SIX SIGMA SOLUTIONS
The Improvement Of Scorecard Management
Comparing Deming’s red bead experiment to red-yellow-green scorecards
by Forrest W. Breyfogle III
W. Edwards Deming is well known for helping Japan improve product quality in the 1950s. Deming also is acknowledged for the messages conveyed during his many four-day seminars. In these 1980s training sessions, Deming used a red bead experiment to highlight several poor management practices, which underscored aspects of his 14 points of management1 and seven deadly diseases.2
Deming’s red bead experiment
When conducting the red bead experiment, Deming had audience recruits use a paddle to draw 50 beads from a container of red and white beads, as shown in the illustration. White beads were considered satisfactory while red beads were not.

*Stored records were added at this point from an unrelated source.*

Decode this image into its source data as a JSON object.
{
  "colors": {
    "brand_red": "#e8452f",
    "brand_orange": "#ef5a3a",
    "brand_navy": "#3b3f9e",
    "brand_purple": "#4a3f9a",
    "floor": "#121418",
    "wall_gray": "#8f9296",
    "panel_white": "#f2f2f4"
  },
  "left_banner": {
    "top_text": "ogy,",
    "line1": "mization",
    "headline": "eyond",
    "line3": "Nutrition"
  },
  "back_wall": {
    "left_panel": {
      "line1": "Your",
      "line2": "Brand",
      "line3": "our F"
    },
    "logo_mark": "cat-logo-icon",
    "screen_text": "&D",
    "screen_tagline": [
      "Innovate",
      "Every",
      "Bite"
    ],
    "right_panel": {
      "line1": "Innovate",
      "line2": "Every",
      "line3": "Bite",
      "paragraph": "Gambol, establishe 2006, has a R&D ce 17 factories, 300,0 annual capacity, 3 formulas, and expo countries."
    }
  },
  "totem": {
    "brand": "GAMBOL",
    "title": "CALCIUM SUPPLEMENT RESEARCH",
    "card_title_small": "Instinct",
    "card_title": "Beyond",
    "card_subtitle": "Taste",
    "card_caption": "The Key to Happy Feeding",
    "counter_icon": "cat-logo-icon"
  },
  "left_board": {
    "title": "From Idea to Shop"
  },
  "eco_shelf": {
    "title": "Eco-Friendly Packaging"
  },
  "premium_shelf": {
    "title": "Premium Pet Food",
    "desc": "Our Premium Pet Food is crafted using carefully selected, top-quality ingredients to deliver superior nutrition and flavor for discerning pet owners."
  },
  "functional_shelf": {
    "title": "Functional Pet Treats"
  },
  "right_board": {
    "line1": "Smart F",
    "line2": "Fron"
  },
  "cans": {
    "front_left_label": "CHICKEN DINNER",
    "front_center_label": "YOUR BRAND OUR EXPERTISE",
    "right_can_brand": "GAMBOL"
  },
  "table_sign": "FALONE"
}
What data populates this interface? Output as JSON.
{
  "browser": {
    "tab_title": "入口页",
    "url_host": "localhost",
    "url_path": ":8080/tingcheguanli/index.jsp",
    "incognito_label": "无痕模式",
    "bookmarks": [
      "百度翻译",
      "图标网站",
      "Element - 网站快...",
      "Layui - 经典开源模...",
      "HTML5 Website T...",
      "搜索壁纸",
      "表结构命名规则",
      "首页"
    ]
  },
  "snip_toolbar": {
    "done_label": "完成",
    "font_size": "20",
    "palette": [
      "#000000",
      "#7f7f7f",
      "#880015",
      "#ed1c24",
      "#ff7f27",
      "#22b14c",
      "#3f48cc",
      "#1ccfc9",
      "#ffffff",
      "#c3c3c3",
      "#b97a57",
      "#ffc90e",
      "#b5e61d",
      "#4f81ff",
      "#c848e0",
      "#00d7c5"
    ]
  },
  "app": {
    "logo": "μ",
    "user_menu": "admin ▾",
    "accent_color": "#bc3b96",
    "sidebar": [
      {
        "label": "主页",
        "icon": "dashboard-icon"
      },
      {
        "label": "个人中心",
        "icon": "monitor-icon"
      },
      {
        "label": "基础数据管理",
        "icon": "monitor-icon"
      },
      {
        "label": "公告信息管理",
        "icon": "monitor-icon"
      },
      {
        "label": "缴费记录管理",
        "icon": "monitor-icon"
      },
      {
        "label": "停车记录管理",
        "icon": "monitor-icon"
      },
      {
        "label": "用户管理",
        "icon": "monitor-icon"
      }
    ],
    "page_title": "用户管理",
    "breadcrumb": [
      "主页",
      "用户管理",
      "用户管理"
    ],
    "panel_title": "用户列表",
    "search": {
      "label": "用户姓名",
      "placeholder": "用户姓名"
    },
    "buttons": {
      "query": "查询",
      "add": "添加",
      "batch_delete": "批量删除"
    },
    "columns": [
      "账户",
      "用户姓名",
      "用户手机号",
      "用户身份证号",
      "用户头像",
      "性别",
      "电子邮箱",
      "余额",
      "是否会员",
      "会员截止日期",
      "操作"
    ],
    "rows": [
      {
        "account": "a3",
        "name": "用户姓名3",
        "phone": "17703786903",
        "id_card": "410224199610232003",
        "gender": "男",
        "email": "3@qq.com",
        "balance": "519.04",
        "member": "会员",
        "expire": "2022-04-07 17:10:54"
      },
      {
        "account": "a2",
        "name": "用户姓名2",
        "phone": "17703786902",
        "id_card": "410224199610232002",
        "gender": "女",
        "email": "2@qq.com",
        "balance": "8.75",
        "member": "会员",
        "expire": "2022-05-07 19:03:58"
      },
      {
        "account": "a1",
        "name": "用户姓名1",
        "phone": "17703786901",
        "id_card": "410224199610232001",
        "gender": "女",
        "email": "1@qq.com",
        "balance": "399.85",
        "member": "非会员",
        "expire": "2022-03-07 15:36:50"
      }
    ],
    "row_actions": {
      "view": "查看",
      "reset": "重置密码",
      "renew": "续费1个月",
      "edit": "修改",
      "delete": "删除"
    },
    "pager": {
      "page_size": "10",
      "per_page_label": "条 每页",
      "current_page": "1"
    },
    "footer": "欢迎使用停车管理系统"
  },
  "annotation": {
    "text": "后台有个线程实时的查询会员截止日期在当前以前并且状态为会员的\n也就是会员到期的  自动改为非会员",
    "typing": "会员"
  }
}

In this exercise, the number of red beads resulting from a paddle draw was reported. A count of red beads in a paddle drawn was to be instrumental in monitoring a fictitious organization’s overall product quality. In this tracking, between-worker quality of workmanship was highlighted in this exercise’s reporting, in which a lower number of red beads in a paddle draw was better.
In Deming’s workshop experiment, he announced the management goal of no more than three red beads for each paddle draw. The poorest-performing operators (those drawing beads from the container) relative to not meeting this minimum red bead number objective were “let go” from Deming’s organization company. The organization was eventually shut down because none of the operators met the minimum number of allowable red beads for a paddle draw.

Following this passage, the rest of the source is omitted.